Focus on Appearance (desire for cosmetic surgery and self-objectification)
Studies have proven that reality TV shows play a major part in increasing girls’ focus on appearance which results in self-objectification and the willingness to go through cosmetic surgeries. Ferguson et al (2013) and Bourn et al (2015) developed the finding that reality programming is linked to an increased focus on one’s appearance. Reality TV programs that focus on weight and appearance (e.g., The Biggest Loser) are becoming increasingly popular and research is beginning to study the effect that reality TV shows have. It was also shown that older girls, who were more likely to watch television, had a greater focus on their appearance based on experiments and results.
In addition to Markey and Markey (2010), they all reveal how young adults are more likely to consider altering their appearance through cosmetic surgery after having seen cosmetic surgery reality programming. Bourn et al (2015) claimed that reality makeover programs and reality loss TV shows exhibited superior ratings of pressure to be thin, and this led to higher dietary restraints. Additionally, Vandenbosch and Eggermont (2014) explained that sexualizing media and TV leads to the same kind of negative results. They stated that exposure to sexualizing TV affects body surveillance, development of valuing appearance over competence, and causes self-objectification. Moreover, Markey and Markey (2010) also shifted the focus away from women, to showing men’s exposure to ideal media images and how it may not just affect their dissatisfaction with their appearance, but their global sense of self and interest in changing their appearance.
Sexual Attitudes and Relationships
Further than the factors talked over that are affected by reality TV shows, relationships and sexual attitudes are also targets affected by such shows.
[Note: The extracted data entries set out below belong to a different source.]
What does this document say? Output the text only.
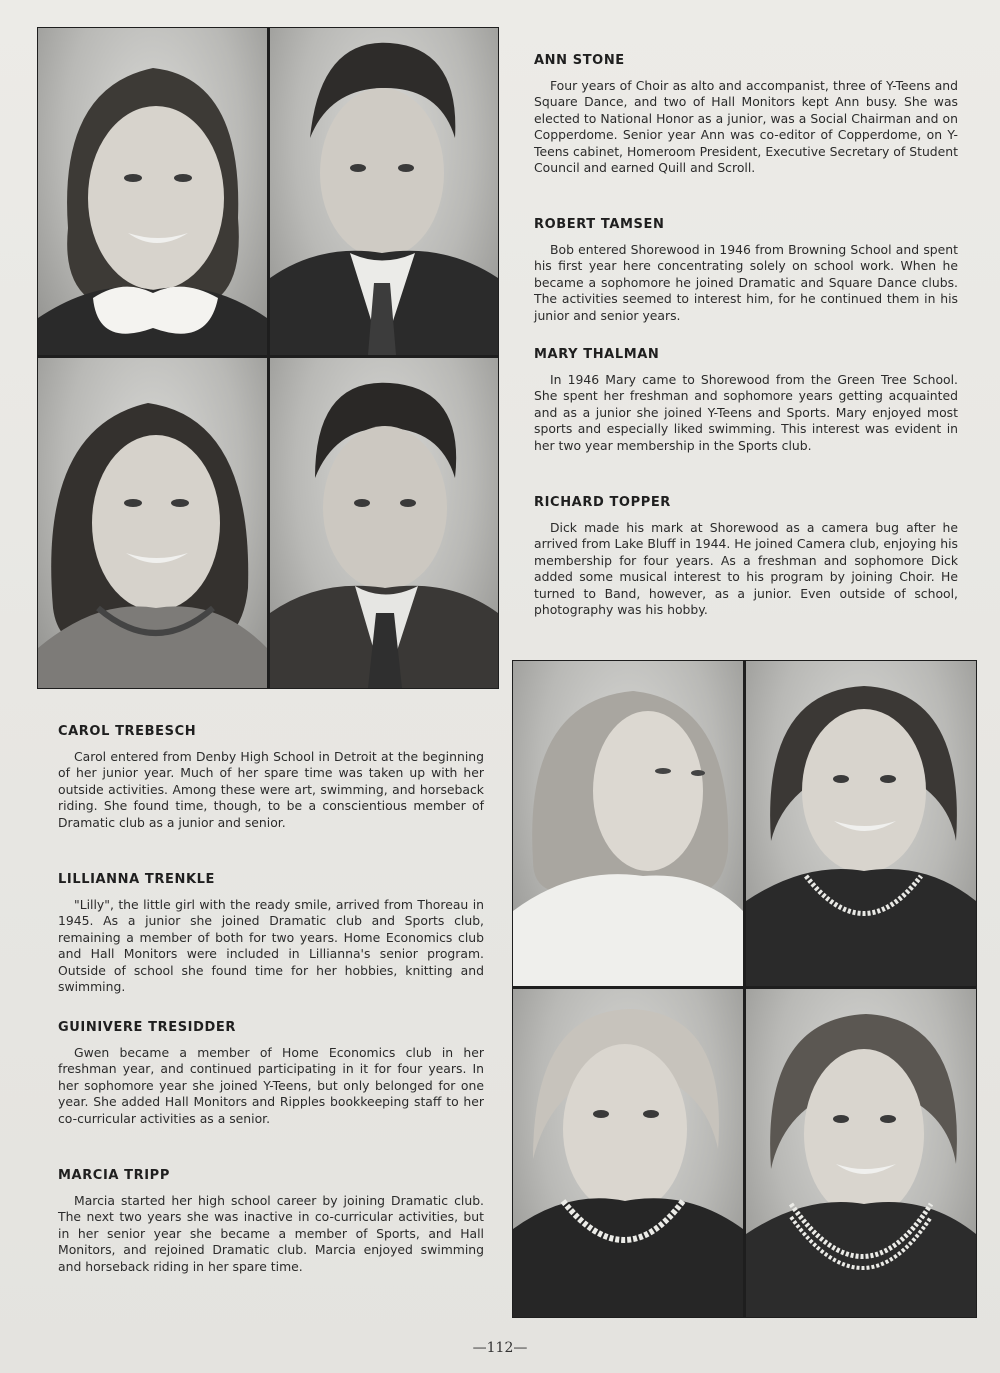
ANN STONE

Four years of Choir as alto and accompanist, three of Y-Teens and Square Dance, and two of Hall Monitors kept Ann busy. She was elected to National Honor as a junior, was a Social Chairman and on Copperdome. Senior year Ann was co-editor of Copperdome, on Y-Teens cabinet, Homeroom President, Executive Secretary of Student Council and earned Quill and Scroll.

ROBERT TAMSEN

Bob entered Shorewood in 1946 from Browning School and spent his first year here concentrating solely on school work. When he became a sophomore he joined Dramatic and Square Dance clubs. The activities seemed to interest him, for he continued them in his junior and senior years.

MARY THALMAN

In 1946 Mary came to Shorewood from the Green Tree School. She spent her freshman and sophomore years getting acquainted and as a junior she joined Y-Teens and Sports. Mary enjoyed most sports and especially liked swimming. This interest was evident in her two year membership in the Sports club.

RICHARD TOPPER

Dick made his mark at Shorewood as a camera bug after he arrived from Lake Bluff in 1944. He joined Camera club, enjoying his membership for four years. As a freshman and sophomore Dick added some musical interest to his program by joining Choir. He turned to Band, however, as a junior. Even outside of school, photography was his hobby.

CAROL TREBESCH

Carol entered from Denby High School in Detroit at the beginning of her junior year. Much of her spare time was taken up with her outside activities. Among these were art, swimming, and horseback riding. She found time, though, to be a conscientious member of Dramatic club as a junior and senior.

LILLIANNA TRENKLE

"Lilly", the little girl with the ready smile, arrived from Thoreau in 1945. As a junior she joined Dramatic club and Sports club, remaining a member of both for two years. Home Economics club and Hall Monitors were included in Lillianna's senior program. Outside of school she found time for her hobbies, knitting and swimming.

GUINIVERE TRESIDDER

Gwen became a member of Home Economics club in her freshman year, and continued participating in it for four years. In her sophomore year she joined Y-Teens, but only belonged for one year. She added Hall Monitors and Ripples bookkeeping staff to her co-curricular activities as a senior.

MARCIA TRIPP

Marcia started her high school career by joining Dramatic club. The next two years she was inactive in co-curricular activities, but in her senior year she became a member of Sports, and Hall Monitors, and rejoined Dramatic club. Marcia enjoyed swimming and horseback riding in her spare time.

—112—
Ferguson et al (2013) and Markey and Markey (2010) debate in their research how reality TV viewing upsurges the quantity of respect received by both men and women in their relationships, and how this relationship could turn into a sensual rather than sexual one. Due to the struggles viewed in reality programming, this may function as a kind of psychological preparation for a girl’s own future relationship, as well as a sense of efficacy in being able to manage such relationships.
In contrast, Markey and Markey (2010) and Vandenbosch et al (2014) show that individuals watching these programs had more sexual attitudes, focusing on other’s appearance as well as highlighting the importance of taking sexual favors from others and this contradicts the previous research by explaining how men do not actually show a sense of respect towards women by acting dominant towards them sexually and expressing a sexual submissiveness to the female body as they treat a woman’s body as an object.